Billion-dollar mistake

By Executive Editors
Executive Editor


Friday, November 18, 2005

Student financial aid is in crisis again. The Higher Education Act (HEA), which provides a major source of federal education funding, is currently in the process of being reauthorized and reformed by Congress.

The House Education and Workforce Committee, chaired by Rep. John Boehner (R-Ohio), has the task of cutting $18.1 billion in spending as a part of Congress’ push to cut $50 billion for a budget reconciliation bill that is supposed to remedy the federal budget deficit. On Oct. 25, the Committee approved a proposal to cut spending on student aid by $14.5 billion over the next five years.

The Committee’s argument is as follows: Since 1965, when the HEA was officially signed into law by President Lyndon B. Johnson, the federal government has poured billions of dollars into student financial aid programs to ensure that students from all economic backgrounds have a chance at higher education. Now, however, taxpayers are spending more than ever on higher education, while college still remains out of reach for many young Americans because of rising tuition costs.

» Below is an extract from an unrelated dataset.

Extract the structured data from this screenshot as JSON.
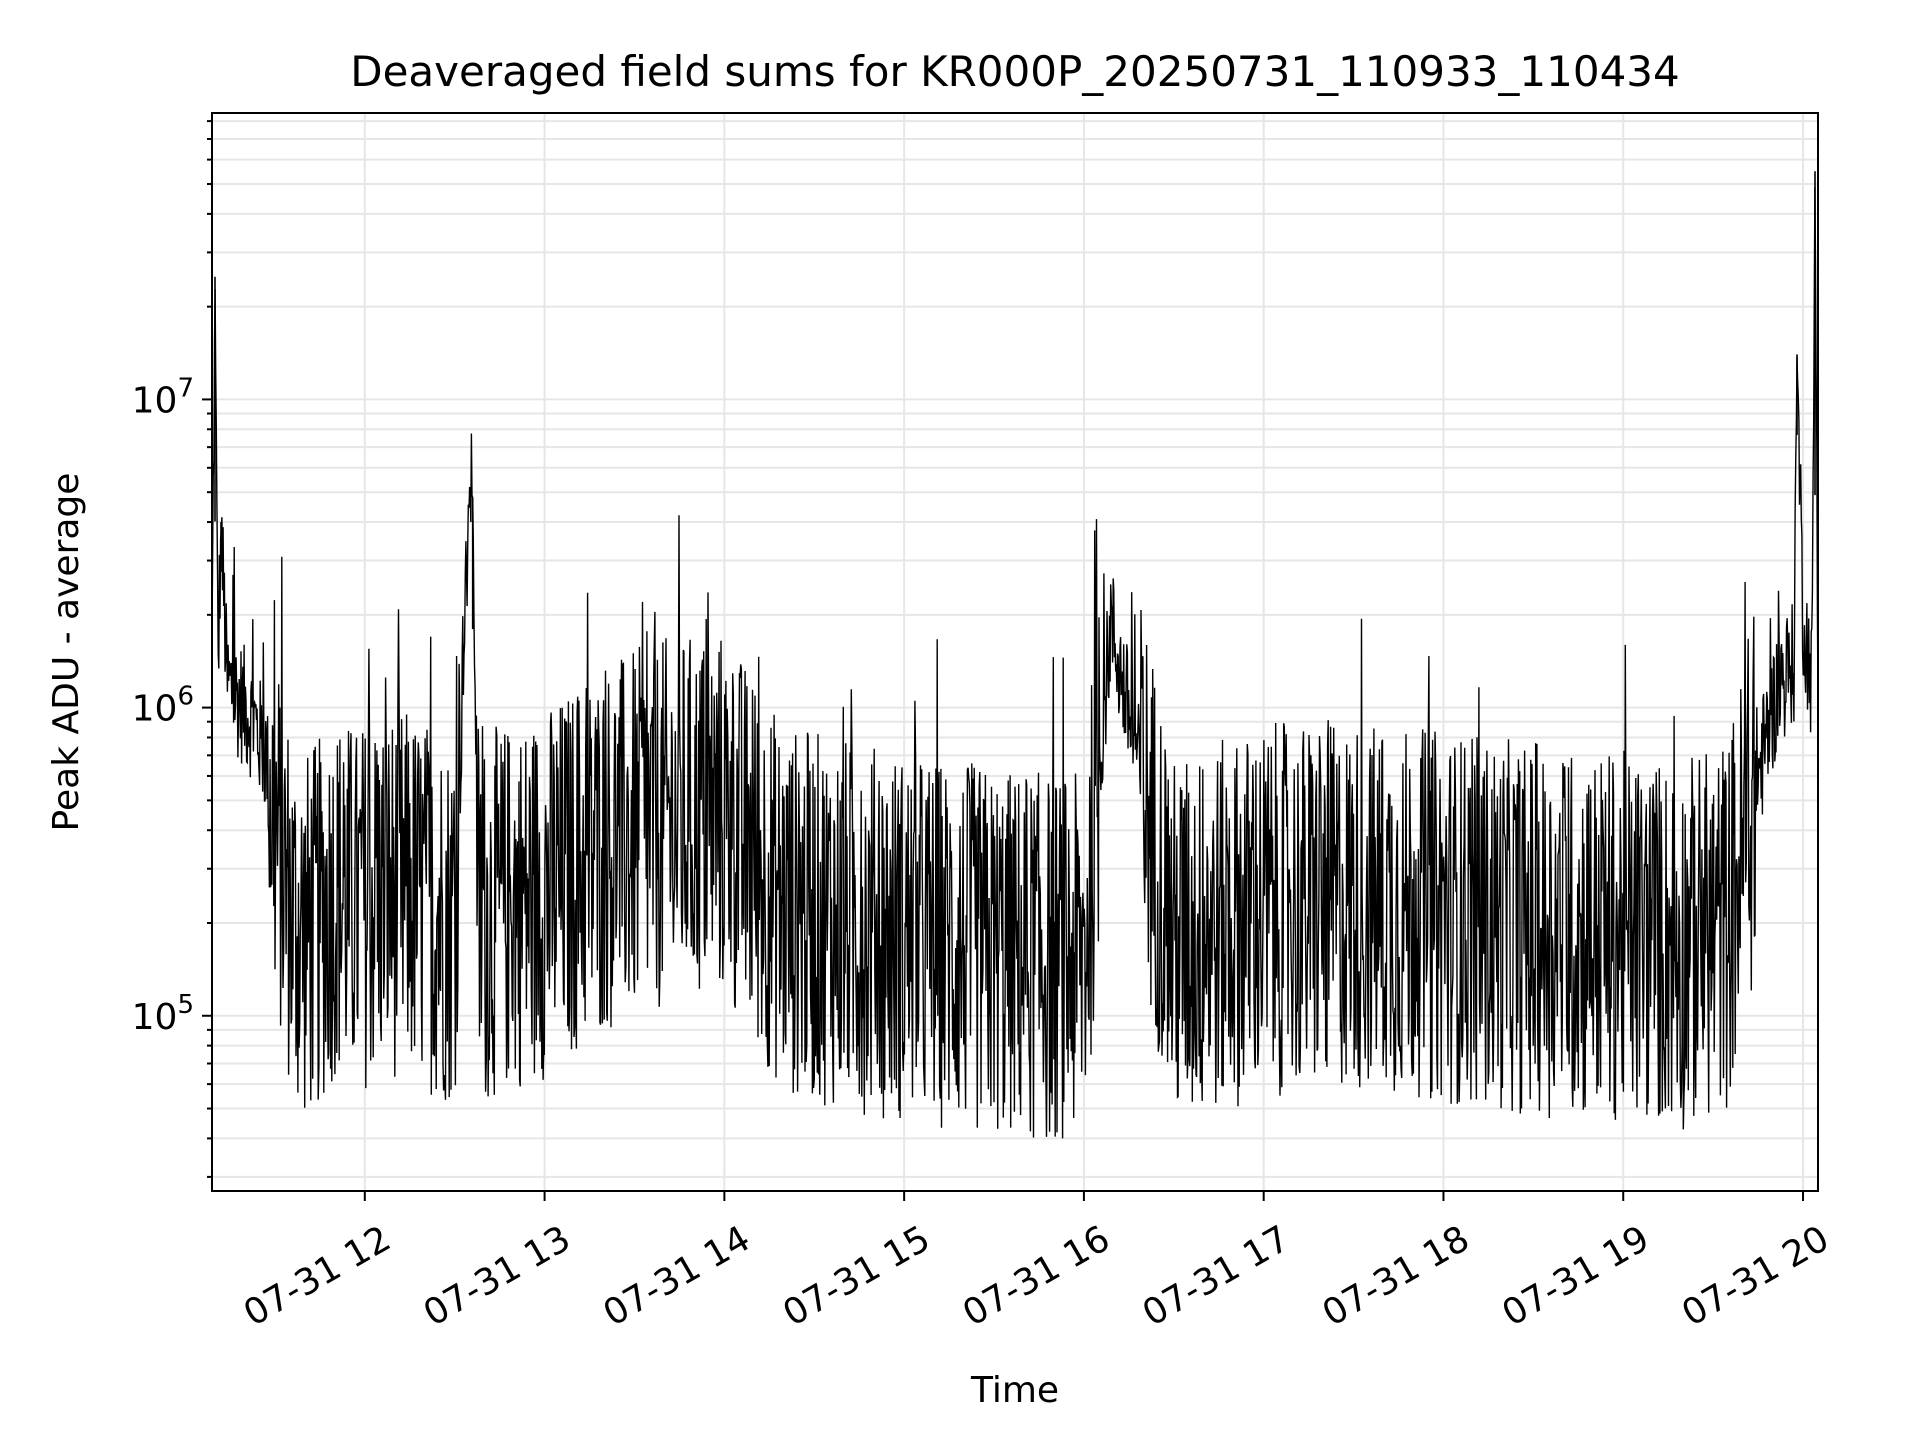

In its proposal, the Committee argues that “blindly increasing federal student aid is doing nothing to solve the challenge of skyrocketing college costs.” Because federal student aid increases have coincided with tuition increases, the Committee questions “whether the current federal investments in higher education may actually be a contributing factor to the college cost explosion that is squeezing the budgets of hard working low- and middle-income American families.”

The Committee’s solution is as follows: Reduce the amount of money allotted for student financial aid. We fail to understand how decreasing federal financial aid will help students who cannot afford college. While we don’t pretend to be economists, basic mathematical principles suffice: When you take away from something, you have less of it. Thus, cutting federal financial aid programs will provide students with less money as well as cause less students to be able to attend college in the first place. These cuts will have the opposite intended effect of the Committee’s proposal; they will make it even more difficult for students, regardless of their financial means, to get a college education.

If passed, the consequences of this bill will affect college students for the next six years (the amount of time before the next reauthorization). At St. Olaf, 83 percent of first years who applied for need-based aid received it, and the average award was $19,071. 100 percent of applicants whose family’s income was below $72,000 received aid. While these aid awards might not necessarily make up for our 2005-2006 total estimated tuition costs (tuition, room and board, books and personal expenses) of $34,450, it still makes a difference. We need all the help we can get, and until we find a way to stabilize tuition costs, cutting student financial aid is not the answer.

While Senate has already passed its version of the HEA reauthorization bill, the House has it on its agenda for this week. If it does not vote on the bill by Saturday – the last day of session before a two-week recess – it will most likely vote again in early December. It is not too late to contact our legislators and let them know we oppose billion-dollar cuts that prioritize the national budget over our education.